An ancient cure for headaches, lavender’s restorative powers are still extolled by aroma therapists. The flavor is floral, although some consider it soapy. In fact lavender has been used in wash water since ancient times. The name comes from the Latin lavare, meaning “to wash,” and is the root of the word lavatory (wash room) and the Spanish lavanderia (laundry).
Lavender is an integral part of the French seasoning blend Herbes de Provençe (my favorite blend ever!), but on its own it enhances all kinds of foods, just like its cousins rosemary, oregano, and sage. On the sweet side of the kitchen lavender has become popular as a dessert flavor, used in combination with fruits, chocolate, and vanilla. Here, I am harnessing its earthier characteristics.
Look for lavender in Latin American markets, health food stores, and specialty grocers. Or plant your own!
If you’ve never seen a purple potato, don’t be afraid! Their dark skin conceals a beautifully vibrate purple flesh that tastes like a sweeter version of any average potato. It is a waxy potato, so if you have trouble locating it use red or white new potatoes instead.

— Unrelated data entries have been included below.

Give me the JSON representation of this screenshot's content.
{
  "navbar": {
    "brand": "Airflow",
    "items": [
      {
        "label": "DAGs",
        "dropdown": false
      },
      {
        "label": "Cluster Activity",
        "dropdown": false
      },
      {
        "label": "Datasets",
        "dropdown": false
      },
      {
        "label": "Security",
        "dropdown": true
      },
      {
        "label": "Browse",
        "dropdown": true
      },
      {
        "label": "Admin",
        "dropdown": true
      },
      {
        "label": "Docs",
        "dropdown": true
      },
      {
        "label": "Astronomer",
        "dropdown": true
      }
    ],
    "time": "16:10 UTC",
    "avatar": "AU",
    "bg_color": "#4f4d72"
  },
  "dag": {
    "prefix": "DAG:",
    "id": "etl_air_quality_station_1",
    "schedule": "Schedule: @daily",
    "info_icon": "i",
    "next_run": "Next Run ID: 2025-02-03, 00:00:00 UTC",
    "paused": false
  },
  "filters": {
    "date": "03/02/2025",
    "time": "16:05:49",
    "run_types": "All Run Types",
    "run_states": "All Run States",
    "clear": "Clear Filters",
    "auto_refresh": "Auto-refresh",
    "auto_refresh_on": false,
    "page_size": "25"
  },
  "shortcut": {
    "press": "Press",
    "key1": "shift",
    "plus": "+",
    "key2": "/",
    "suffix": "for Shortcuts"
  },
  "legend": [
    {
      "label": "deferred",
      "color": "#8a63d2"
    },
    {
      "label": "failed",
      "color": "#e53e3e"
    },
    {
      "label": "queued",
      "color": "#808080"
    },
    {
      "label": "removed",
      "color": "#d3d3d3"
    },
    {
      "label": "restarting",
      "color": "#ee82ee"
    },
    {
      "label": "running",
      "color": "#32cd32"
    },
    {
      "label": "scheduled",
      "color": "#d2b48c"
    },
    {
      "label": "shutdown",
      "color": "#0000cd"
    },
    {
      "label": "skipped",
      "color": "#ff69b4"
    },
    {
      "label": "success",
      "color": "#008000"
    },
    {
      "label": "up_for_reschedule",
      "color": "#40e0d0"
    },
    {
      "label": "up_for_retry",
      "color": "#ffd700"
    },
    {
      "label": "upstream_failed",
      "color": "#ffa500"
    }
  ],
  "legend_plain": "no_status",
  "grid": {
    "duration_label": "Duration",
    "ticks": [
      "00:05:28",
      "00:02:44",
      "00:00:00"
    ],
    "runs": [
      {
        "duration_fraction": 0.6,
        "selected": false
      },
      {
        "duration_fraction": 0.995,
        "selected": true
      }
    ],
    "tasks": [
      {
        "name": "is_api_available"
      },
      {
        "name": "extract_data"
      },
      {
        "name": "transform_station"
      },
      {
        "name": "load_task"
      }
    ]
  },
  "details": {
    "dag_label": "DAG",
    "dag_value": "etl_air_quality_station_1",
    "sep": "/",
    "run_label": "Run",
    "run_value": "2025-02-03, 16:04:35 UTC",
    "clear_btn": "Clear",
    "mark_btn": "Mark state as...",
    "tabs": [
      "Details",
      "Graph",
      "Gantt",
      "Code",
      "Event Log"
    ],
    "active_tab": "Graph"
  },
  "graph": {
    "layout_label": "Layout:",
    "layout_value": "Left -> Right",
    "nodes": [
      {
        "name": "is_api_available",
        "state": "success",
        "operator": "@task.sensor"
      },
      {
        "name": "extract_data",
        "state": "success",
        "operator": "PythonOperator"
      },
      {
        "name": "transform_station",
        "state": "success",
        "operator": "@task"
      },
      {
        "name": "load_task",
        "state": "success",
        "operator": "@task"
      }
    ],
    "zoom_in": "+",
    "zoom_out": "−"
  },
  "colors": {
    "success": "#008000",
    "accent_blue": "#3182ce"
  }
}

8 to 10 small purple Peruvian potatoes
1 tsp. kosher salt
6 TB. unsalted butter
1/4 cup lavender buds, crushed
1 tsp. sea salt
- In a large saucepan cover potatoes with water, add kosher salt, and boil until potatoes are tender. Strain water off potatoes and set aside to cool. When cool, slice potatoes into medallions.
- In a large sauté pan melt butter over medium heat. Add lavender and cook until butter solids turn dark brown. (Don’t be alarmed if they turn a little black. That just adds to the flavor.) Add potatoes and sea salt, and toss to coat. Serve immediately.